Like a squirrel seeking security by burying acorns for winter, we’re all hunting for data, to reassure ourselves that this downturn will be over—at some point. It’s a contrast from two years ago, when most upstream people were rushing to get their hands on a rig or frack crew to hold their acreage. They were so busy that they could barely breathe.
Today, working at the glacial pace brought on by low oil prices, E&P players no doubt have more time to conduct in-depth analyses that will lead to efficiencies and the next leg up. If we were all geniuses in a $100/bbl environment, what must we do differently now to remain just as smart at $35?
From the boardroom to the banker’s desktop to the chief restructuring officer’s war room, people are crunching the numbers and mining the data. That includes equity analysts struggling to find a Buy.
Let’s look first at some financial data, as provided each week by Seaport Global Securities. It slices and dices 110 financial metrics for 82 E&P companies, including 54 in its coverage universe. The metrics include valuation, production, reserves, 2016 financial estimates, capitalization and margins, all of which help to distinguish the lowest-cost producers.
Naturally, the E&P universe is composed of a wide variety of companies operating—or holding still—in the gamut of plays. Operators are burdened with different qualities of assets and balance sheets. While keeping this in mind as we draw conclusions, we find it useful to peek at some of the SGS numbers. The company found that the average market cap, as of the week ending January 8, was $3.8 billion, but the median was less than a sixth of that, at $520 million.

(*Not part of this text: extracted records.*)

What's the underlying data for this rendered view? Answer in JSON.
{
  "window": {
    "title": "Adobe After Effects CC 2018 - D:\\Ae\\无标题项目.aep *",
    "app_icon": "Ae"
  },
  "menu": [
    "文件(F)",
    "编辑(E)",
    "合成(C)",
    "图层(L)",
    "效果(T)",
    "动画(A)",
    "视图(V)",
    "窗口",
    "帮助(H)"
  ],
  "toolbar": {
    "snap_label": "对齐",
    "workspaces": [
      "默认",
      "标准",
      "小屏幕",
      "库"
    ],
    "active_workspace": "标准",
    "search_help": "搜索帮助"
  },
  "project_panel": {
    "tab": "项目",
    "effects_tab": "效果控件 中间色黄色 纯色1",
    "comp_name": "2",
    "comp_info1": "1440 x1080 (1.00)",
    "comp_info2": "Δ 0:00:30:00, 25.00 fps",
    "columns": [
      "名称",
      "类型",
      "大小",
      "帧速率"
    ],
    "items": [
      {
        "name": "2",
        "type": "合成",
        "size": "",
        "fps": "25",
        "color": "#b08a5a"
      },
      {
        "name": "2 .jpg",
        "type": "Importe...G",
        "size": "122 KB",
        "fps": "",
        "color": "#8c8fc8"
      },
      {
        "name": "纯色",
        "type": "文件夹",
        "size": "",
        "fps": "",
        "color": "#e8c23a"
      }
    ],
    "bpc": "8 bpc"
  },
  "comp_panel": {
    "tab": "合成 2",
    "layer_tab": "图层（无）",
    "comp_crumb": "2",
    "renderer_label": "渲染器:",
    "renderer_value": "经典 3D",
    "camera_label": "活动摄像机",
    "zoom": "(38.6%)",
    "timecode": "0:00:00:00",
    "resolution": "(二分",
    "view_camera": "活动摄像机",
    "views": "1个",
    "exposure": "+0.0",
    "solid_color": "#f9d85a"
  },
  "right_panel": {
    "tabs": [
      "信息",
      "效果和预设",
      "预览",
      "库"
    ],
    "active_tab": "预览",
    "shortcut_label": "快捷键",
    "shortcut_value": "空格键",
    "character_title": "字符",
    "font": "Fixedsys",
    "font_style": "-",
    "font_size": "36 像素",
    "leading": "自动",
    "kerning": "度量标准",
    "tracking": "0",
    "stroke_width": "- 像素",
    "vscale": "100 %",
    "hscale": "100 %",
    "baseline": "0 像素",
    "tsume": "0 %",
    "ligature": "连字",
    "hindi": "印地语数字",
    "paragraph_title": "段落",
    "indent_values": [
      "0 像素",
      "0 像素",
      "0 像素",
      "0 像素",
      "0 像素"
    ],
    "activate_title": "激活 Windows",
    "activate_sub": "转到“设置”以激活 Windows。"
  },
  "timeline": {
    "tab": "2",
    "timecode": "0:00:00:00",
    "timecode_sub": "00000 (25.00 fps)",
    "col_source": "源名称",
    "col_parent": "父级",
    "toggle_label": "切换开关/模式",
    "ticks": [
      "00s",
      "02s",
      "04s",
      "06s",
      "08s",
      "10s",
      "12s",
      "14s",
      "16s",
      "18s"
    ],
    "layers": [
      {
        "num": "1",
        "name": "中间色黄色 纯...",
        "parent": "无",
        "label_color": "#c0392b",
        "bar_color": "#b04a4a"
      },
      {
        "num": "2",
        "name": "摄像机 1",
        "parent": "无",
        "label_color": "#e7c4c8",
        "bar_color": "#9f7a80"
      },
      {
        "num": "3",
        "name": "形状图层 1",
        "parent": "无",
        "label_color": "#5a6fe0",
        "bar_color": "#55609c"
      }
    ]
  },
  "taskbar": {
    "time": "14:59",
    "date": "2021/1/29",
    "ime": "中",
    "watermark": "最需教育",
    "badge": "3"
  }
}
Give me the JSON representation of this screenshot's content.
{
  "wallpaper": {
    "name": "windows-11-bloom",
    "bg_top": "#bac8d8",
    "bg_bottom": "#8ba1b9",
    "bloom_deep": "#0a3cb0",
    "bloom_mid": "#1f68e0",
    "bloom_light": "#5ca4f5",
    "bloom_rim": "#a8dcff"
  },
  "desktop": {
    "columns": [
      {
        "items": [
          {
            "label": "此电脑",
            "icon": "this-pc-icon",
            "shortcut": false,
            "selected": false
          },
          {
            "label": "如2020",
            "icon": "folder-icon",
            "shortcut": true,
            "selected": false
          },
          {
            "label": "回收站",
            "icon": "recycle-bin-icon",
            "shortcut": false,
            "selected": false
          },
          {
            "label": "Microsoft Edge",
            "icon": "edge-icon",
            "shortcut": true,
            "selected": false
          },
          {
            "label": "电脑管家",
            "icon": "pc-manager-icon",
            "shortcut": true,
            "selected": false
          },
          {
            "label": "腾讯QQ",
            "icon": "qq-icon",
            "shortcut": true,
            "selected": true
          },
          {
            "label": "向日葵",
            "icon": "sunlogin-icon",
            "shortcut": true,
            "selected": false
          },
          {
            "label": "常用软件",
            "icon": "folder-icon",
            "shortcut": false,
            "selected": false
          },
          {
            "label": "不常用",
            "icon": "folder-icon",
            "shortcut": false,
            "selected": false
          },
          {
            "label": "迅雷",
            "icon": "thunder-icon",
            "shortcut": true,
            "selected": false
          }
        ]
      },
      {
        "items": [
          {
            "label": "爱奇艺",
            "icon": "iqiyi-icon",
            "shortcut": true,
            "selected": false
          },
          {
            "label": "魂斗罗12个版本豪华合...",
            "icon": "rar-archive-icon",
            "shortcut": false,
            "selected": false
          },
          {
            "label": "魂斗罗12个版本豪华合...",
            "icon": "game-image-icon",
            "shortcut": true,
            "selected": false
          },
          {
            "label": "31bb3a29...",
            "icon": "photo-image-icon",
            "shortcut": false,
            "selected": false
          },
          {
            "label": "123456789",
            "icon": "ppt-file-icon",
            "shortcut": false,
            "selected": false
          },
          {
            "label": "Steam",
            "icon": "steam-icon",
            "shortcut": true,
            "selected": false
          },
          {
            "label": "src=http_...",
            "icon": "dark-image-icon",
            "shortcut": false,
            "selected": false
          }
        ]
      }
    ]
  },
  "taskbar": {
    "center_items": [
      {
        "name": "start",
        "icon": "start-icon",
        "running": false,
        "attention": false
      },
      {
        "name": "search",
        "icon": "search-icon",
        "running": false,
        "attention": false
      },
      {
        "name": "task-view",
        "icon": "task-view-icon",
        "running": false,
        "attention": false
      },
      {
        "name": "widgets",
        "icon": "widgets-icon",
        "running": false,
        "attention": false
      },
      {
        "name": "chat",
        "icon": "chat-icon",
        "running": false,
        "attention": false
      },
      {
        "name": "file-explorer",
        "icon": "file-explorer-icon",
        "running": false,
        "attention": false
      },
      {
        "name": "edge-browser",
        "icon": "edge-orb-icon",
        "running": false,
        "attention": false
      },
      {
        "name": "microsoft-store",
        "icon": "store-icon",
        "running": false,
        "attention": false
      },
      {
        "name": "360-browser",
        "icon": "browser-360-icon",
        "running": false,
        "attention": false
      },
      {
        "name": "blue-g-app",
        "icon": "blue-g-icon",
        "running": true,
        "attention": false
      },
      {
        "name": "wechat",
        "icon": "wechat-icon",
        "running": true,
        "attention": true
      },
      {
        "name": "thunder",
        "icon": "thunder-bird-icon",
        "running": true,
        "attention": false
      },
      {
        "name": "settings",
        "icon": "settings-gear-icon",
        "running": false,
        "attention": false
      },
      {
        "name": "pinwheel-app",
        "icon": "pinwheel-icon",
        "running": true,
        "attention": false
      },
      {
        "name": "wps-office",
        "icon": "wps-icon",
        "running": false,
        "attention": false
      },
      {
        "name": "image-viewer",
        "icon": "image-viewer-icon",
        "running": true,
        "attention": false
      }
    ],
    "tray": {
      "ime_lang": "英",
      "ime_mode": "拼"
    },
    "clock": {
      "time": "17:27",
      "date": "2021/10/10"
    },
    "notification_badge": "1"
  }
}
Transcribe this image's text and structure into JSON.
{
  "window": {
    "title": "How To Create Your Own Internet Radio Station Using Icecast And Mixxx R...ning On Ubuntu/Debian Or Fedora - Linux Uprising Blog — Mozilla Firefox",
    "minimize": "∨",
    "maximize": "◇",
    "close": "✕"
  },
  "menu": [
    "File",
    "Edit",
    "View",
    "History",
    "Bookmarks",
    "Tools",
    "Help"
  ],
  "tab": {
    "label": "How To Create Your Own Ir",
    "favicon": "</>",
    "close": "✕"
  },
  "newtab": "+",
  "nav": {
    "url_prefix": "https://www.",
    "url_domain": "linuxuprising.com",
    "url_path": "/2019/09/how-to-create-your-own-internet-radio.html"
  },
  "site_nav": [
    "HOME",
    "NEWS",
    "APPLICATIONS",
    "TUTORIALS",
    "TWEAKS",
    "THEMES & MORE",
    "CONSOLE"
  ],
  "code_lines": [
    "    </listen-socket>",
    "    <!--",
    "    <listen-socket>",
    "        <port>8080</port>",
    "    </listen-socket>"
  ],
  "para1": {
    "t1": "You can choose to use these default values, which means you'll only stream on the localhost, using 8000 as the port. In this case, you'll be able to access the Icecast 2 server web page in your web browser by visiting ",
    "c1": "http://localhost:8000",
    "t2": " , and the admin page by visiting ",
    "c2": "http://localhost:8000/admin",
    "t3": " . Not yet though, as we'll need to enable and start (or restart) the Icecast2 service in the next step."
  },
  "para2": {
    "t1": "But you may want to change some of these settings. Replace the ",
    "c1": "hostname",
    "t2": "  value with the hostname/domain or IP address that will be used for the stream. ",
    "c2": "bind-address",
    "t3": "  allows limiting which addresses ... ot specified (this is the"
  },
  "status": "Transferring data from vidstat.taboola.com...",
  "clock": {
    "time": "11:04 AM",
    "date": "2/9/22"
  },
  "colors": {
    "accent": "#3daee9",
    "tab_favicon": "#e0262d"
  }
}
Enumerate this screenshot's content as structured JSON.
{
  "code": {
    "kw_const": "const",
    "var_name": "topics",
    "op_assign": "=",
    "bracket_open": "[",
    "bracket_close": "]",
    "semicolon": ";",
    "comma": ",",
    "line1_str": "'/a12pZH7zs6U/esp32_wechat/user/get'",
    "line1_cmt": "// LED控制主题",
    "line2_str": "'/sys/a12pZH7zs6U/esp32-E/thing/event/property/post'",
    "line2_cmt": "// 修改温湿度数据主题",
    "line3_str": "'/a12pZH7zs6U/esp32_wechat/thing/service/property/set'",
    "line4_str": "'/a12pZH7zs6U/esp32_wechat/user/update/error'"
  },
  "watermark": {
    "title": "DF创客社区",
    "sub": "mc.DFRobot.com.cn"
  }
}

Their net debt to net market cap is about 43%. At press time, the fourth-quarter 2015 results were not yet out, but in the third quarter, their net (unhedged) realized price averaged $26.17/bbl, with lease operating expense (LOE) coming in at $7.08. Combining taxes, transportation, gathering and G&A, total costs for the group averaged $14.95/bbl, yielding an operating margin of $11.22/bbl on average. Ouch. And oil fell below $30/bbl.
Next, let’s look at some field activity in Texas, which typically accounts for about half the U.S. rig count. The Texas Railroad Commission issued 727 original drilling permits in December 2015 compared to 1,506 in December 2014, indicating the depth of the slowdown (93 of those were for recompletions). In full-year 2015, there were 19,503 well completions in the Lone Star State vs. 29,554 in 2014. The Texas rig count at January 8 was 308, said Baker Hughes. Time was, there were more rigs than that operating in the Permian Basin alone. As we’ve said before, the seeds of the next upturn are being sown now, during the downturn, with the question being timing.
The most-watched indicator for the state of our union is U.S. barrels per day. The Energy Information Administration said it expects U.S. output “to decline steadily from 9.2 MMbbl/d in December 2015, reaching about 8.5 MMbbl/d in November 2016. Production is expected to stay near 8.5 MMbbl/d for most of 2017.
“This level of production would be 1.2 MMbbl/d below the April 2015 level (which was the highest monthly production since April 1971).”
OPEC’s inflicted pain has therefore cost the oil patch some 250,000 jobs globally, by some estimates, and driven more than 1,000 U.S. rigs out of service. It has cost E&P companies billions in lost revenue.
Finally, we’ve collected predictions from a variety of sources, although no one knows for sure the outcomes ahead, and all are revising their thoughts in light of crude’s continued weakness. In a report on service companies and land drillers, Simmons & Co. International wrote, “… macroeconomic uncertainty has risen considerably even relative to the unease we felt and expressed in December. Accordingly, unassailable balance sheets have become an even greater threshold requirement.”
Barclays said on January 11, “Although we still expect higher oil prices over the second half of 2016, we see prices moving up from a lower base than we previously envisaged and on a much shallower gradient. We now expect Brent and WTI to both average $37/bbl in 2016, down from our previous forecasts of $60 and $56, respectively.”
Finally, Barclays’ annual spending survey said North American E&P capex will fall 26.6% this year, following a 35% decline last year—a 61.6% reduction over two years.
Respondents said they need $55 to complete their DUCs, the drilled but uncompleted wells.
There’s plenty of data out there, but like hidden acorns, its full meaning may be obscured for now.